Brain and mental health podcasts at Oxford

To coincide with the University's 'Brain and mental health' campaign, we've curated some of the University's podcast episodes that focus on brain and mental health topics.

Futuremakers: Brain and Mental Health

Futuremakers: Brain and Mental Health (2023)

In the fourth series of the award-winning Futuremakers podcast, Oxford experts, and guests from beyond the university, unravel the mysteries of the brain and examine how mental health issues impact individuals and society.

Episodes in this series explore topics as diverse as brain injury, maternal mental health, childhood and adolescent anxiety, wellbeing in the workplace and protecting mental health in crisis contexts.

Find out more about ‘Futuremakers: Brain and Mental Health’.

CortexCast - A Neuroscience Podcast

CortexCast - A Neuroscience Podcast (2020-23)

CortexCast provides in-depth interviews with world leading Neuroscientists. Through conversations that are accessible to anyone with an interest in science, the podcast explores cutting edge techniques, challenges in the field and how these researchers think not only about the brain but life in general.

CortexCast is the official podcast of the Oxford University Cortex Club, a student run society that connects local and internationally recognised neuroscientists with students and researchers in Oxford through forums such as panels discussions, lectures and small debates.

Our Mental Wellness

Our Mental Wellness (2022)

Our Mental Wellness is a seminar series organised by the Experimental Psychology Department at Oxford.

The series aims to inform, dispel myths and generate discussion on a range of mental health topics.

The podcast series is an opportunity for students, staff and alumni to hear world-leading researchers from the University of Oxford share their expertise about mental health conditions and effective evidence-based treatments.

Mental Health Interventions for Refugee Children

Mental Health Interventions for Refugee Children (2019)

Made for people working with refugee children and interested in their mental health needs, this series of podcasts outlines a number of topics: approaches to psychological assessments for refugee children, PTSD, Narrative Exposure Therapy, Trauma Focussed Cognitive Behavioural Therapy and how a child's family, home, community and school environments can impact their mental health once settled in a new country.

Find out more about the 'Mental Health Interventions for Refugee Children' podcast.

Textual Therapies

Textual Therapies (2018)

Textual Therapies aims to crystallise, communicate, and expand our understanding of how texts and health interact.

Through conversations with experts drawing on a wide range of professional and personal experience, the episodes offer introductions to some of the many perspectives from which texts and health are investigated, experienced, and understood.
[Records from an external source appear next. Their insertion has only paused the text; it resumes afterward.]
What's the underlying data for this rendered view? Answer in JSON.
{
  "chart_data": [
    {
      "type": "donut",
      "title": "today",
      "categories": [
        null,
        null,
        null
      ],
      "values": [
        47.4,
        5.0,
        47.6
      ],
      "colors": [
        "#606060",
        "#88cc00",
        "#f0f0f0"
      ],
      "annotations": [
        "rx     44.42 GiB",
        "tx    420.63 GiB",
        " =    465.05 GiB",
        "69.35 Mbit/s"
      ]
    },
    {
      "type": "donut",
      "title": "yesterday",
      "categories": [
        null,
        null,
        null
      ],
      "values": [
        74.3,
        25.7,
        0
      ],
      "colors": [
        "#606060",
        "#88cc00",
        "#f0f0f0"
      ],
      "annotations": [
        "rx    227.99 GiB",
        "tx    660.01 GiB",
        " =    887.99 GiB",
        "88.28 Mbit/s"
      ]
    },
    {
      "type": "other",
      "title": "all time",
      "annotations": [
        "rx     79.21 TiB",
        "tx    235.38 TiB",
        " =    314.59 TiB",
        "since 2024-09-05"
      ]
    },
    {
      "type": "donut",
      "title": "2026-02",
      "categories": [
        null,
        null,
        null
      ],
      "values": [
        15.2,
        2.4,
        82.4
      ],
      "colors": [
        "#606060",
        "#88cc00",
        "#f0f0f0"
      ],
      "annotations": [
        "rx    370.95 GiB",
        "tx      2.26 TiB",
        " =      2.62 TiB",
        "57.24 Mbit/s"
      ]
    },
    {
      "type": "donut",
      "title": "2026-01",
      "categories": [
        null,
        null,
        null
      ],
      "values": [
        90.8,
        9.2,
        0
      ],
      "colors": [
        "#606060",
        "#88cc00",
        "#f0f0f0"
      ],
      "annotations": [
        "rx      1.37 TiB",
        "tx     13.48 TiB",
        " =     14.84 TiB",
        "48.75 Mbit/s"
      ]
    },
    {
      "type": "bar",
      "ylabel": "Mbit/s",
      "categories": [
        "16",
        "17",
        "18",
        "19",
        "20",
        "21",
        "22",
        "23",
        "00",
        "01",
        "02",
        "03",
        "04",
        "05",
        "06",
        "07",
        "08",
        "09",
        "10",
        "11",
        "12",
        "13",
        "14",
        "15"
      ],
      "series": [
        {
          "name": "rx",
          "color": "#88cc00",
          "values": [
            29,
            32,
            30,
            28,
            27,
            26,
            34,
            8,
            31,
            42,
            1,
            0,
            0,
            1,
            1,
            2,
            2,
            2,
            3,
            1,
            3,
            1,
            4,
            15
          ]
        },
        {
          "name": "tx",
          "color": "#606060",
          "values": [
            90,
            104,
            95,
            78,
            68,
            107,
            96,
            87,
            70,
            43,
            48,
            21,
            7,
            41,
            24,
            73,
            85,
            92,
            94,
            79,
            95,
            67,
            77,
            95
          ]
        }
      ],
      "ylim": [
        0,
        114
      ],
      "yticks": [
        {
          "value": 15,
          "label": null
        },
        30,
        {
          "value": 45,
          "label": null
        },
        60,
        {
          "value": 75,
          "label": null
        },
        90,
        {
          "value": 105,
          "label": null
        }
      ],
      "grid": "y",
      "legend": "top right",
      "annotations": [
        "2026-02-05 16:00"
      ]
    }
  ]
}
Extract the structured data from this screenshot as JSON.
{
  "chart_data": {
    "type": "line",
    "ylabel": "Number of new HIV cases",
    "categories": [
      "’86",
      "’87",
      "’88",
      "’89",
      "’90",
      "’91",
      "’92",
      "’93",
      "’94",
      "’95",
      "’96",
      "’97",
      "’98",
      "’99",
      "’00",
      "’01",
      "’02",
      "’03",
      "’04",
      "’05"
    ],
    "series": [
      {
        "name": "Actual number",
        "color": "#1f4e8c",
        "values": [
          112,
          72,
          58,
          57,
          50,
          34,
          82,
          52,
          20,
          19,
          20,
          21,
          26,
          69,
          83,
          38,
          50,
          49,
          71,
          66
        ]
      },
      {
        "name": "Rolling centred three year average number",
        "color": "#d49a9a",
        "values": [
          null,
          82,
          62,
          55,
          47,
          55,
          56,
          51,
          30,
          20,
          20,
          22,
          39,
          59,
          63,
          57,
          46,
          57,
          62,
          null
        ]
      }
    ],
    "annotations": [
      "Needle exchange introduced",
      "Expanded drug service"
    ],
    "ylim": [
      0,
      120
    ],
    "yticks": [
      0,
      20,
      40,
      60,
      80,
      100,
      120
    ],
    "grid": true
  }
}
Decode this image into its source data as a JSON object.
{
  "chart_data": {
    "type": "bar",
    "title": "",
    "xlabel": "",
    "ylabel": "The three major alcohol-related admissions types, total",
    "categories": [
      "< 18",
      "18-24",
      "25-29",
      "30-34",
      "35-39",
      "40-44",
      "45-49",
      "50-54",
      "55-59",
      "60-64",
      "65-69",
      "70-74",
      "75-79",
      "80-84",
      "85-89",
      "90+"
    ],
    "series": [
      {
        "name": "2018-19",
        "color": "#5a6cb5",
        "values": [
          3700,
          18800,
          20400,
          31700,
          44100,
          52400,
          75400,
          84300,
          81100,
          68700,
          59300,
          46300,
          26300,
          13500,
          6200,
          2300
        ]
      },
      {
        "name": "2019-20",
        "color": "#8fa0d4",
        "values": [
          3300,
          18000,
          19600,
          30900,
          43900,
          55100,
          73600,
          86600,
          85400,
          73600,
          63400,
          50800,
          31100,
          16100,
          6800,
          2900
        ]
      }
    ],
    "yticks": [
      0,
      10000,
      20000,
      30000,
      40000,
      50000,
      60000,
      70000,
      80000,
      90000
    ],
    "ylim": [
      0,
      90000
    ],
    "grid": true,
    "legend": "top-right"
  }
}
The series asks questions, reviews findings, and considers next steps for this realm of health-humanities inquiry.

Shakespeare and the Brain

Shakespeare and the Brain (2016)

The 'Shakespeare and the Brain' podcast is a series of talks from an interdisciplinary event held by the St Edmund Hall Centre for the Creative Brain in Oxford on 26 November 2016.

The speakers interpret the theme of ‘Shakespeare and the Brain’ in various ways, examining it from the perspective of literature scholars, neuroscientists and actors. All the talks are aimed at a non-specialist audience.

Find out more about the 'Centre for the Creative Brain'.

Unconscious Memory

Unconscious Memory (2016)

‘What is the unconscious? Where is it? How does it affect our conscious experiences?' 

The Unconscious Memory Network was a forum where humanists and neuroscientists discussed and exchanged their research findings on diverse aspects of the unconscious, in particular unconscious memory.

The Network aimed to bring together scholars from Oxford and beyond as well as to involve new researchers, students, and people from outside the research community. 

Psychiatry

Psychiatry (2013-17)

Psychiatry is a medical discipline seeking to understand and treat mental illness.

The 'Psychiatry' podcasts provide an introduction to core topics in psychiatry, and to research undertaken in the Oxford University Department of Psychiatry.

This series is relevant to health-care professionals and members of the public. The topic podcasts are particularly relevant to medical students studying psychiatry.

A Romp Through the Philosophy of the Mind

A Romp Through the Philosophy of the Mind (2012)

The mind is a fascinating entity. Where, after all, would we be without it? But what exactly is it?

These days many people believe the mind simply is the brain. Descartes would have disagreed profoundly. He recommended a dualism of substance. Modern philosophers are again finding various forms of dualism attractive because the problems with physicalism are so intractable.

Find out more in the 'A Romp Through the Philosophy of the Mind' podcast.

New Thinking: Advances in the Study of Human Cognitive Evolution

New Thinking: Advances in the Study of Human Cognitive Evolution (2011)

The 'New Thinking: Advances in the Study of Human Cognitive Evolution' podcast series is taken from an interdisciplinary conference focusing on new ideas and discoveries in research on the evolution of human cognition.

The conference focused on genetic, developmental, and socio-cultural processes that have played a particularly significant role in the evolution of human cognition, and on uniquely human cognitive achievements in domains such as causal understanding, language, social learning, theory of mind and meta-cognition.